HMK m. 359/3 uyarınca; dosya kapsamındaki yazı, belge ve bilgilere, yasaya uygun gerektirici nedenlere, İlk Derece Mahkemesi kararının gerekçesinde dayanılan delillerle, delillerin tartışılması sonucu maddi olay ve hukuki değerlendirmede usul ve yasaya aykırı bir yön bulunmamasına, HMK m. 355/1. gereği incelemenin istinaf dilekçesinde belirtilen sebeplerle sınırlı olarak yapılıp, re’sen gözetilmesi gereken, kamu düzenine herhangi bir aykırılığın da bulunmamasına, kararın usul ve esas yönünden hukuka uygun olduğunun anlaşılmasına göre; davacı vekilinin istinaf itirazları yerinde görülmediğinden HMK m. 353/1-b-1. gereğince istinaf başvurusunun esastan reddine karar vermek gerektiği anlaşıldığından aşağıdaki hüküm kurulmuştur.

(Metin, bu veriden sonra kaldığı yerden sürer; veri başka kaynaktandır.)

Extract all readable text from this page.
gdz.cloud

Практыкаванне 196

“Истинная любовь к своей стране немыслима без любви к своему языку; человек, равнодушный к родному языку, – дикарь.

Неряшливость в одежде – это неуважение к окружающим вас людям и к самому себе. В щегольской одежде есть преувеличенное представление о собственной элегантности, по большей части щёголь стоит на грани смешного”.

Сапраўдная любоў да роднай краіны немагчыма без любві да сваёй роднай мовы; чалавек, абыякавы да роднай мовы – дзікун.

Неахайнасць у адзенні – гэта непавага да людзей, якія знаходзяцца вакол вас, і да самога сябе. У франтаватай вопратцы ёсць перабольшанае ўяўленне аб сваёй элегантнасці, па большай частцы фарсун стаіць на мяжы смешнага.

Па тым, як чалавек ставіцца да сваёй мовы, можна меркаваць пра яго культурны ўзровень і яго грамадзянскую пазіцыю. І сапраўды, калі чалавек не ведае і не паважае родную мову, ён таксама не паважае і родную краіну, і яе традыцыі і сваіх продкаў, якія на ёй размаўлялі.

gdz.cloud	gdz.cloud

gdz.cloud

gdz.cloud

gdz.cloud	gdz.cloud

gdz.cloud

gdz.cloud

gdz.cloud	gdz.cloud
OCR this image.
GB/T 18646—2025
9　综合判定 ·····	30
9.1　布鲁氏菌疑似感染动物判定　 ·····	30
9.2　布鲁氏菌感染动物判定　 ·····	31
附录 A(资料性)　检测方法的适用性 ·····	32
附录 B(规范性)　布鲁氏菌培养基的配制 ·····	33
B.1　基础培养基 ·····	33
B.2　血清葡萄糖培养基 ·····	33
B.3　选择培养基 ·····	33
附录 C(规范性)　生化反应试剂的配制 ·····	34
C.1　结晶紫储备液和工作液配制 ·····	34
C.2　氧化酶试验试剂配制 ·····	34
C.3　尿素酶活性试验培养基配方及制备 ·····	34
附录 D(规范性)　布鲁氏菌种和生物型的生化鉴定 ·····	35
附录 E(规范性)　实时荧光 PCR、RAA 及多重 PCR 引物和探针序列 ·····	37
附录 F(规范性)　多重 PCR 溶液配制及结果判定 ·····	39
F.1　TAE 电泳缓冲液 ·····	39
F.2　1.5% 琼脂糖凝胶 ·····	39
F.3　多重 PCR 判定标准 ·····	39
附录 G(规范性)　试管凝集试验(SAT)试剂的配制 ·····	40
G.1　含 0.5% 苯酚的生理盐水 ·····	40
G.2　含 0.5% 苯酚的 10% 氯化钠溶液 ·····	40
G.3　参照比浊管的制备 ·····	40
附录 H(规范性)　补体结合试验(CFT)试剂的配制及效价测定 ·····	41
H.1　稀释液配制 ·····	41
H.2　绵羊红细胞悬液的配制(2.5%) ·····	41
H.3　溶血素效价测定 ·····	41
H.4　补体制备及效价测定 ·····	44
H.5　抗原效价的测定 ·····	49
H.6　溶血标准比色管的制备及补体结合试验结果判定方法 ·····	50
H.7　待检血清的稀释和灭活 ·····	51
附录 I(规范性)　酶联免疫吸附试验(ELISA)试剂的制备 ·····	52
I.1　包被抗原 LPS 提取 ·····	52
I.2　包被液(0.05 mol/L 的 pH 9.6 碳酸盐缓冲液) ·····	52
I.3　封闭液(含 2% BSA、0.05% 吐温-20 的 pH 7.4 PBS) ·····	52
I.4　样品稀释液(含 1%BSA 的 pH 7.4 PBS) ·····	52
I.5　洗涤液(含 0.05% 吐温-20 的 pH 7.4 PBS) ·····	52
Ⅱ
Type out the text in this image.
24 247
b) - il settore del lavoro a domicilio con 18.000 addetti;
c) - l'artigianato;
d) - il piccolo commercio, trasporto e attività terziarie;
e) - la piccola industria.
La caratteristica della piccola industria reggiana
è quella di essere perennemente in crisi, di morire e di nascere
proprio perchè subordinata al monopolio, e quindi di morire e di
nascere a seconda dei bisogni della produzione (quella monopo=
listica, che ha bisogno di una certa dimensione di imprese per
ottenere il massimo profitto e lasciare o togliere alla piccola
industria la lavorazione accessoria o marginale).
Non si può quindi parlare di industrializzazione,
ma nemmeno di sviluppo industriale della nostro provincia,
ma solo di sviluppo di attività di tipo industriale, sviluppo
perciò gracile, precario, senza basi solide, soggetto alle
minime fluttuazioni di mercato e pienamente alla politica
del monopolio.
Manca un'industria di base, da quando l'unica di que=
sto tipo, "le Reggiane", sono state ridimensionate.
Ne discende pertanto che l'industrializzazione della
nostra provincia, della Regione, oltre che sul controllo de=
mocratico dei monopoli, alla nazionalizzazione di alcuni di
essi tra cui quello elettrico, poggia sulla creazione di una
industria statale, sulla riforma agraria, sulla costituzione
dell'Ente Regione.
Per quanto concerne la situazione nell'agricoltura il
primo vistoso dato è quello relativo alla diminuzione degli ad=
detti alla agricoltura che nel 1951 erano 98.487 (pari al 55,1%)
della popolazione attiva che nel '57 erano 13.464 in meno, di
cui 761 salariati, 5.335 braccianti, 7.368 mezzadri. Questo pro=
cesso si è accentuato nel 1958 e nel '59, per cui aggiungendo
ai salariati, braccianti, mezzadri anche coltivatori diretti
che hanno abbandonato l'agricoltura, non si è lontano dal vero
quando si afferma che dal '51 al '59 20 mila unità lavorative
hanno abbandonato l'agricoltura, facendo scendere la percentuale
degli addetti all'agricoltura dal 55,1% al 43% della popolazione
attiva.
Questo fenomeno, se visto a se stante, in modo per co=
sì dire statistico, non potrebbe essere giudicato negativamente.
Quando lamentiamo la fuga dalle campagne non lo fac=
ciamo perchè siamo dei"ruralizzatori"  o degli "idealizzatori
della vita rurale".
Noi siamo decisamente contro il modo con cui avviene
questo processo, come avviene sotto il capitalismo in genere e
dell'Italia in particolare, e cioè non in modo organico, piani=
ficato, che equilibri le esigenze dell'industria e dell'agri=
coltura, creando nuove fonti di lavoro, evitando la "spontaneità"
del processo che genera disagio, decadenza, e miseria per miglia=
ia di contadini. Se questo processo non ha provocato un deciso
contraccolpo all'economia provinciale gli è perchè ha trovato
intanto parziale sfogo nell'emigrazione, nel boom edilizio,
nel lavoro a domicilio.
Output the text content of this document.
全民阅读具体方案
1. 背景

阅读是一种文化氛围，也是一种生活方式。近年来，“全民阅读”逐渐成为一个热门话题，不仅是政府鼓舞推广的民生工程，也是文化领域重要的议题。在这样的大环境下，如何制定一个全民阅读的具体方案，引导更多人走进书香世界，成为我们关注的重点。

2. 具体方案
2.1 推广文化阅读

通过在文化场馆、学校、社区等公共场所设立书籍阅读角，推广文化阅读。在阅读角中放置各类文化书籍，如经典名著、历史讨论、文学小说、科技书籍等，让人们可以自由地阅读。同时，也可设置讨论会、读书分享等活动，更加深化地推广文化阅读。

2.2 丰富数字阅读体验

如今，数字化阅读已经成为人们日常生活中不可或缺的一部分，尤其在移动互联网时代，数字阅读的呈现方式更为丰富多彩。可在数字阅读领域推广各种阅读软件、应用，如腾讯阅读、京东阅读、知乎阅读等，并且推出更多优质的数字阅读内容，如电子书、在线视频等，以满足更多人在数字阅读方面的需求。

HÜKÜM:Gerekçesi yukarıda açıklandığı üzere;
1-Davacı vekilinin İlk Derece Mahkemesi kararına ilişkin istinaf başvurusunun ESASTAN REDDİNE,
2-492 Sayılı Harçlar Kanunu gereğince alınması gerekli harç peşin alındığından yeniden alınmasına YER OLMADIĞINA,
3-Davacının istinaf başvurusu nedeniyle yapılan yargılama masraflarının kendi üzerinde BIRAKILMASINA,
4-Kullanılmayan istinaf gider avansının 6100 Sayılı HMK’nın 333. maddesi uyarınca İlk Derece Mahkemesince talebi halinde ilgilisine İADESİNE,
5-İstinaf incelemesi dosya üzerinden yapıldığından davalı lehine vekalet ücreti takdirine YER OLMADIĞINA,
6-Kararın Dairemiz tarafından taraflara TEBLİĞİNE,
Dair, Dosya üzerinde yapılan inceleme sonucunda oybirliğiyle 6100 Sayılı Hukuk Muhakemeleri Kanunun 353/1-b-1. bendi gereğince aynı kanunun 361/1. maddesi gereğince Dairemiz kararının tebliğinden itibaren İKİ HAFTALIK süre içinde Yargıtay nezdinde temyiz kanun yolu açık olmak üzere karar verildi.
01/06/2023

….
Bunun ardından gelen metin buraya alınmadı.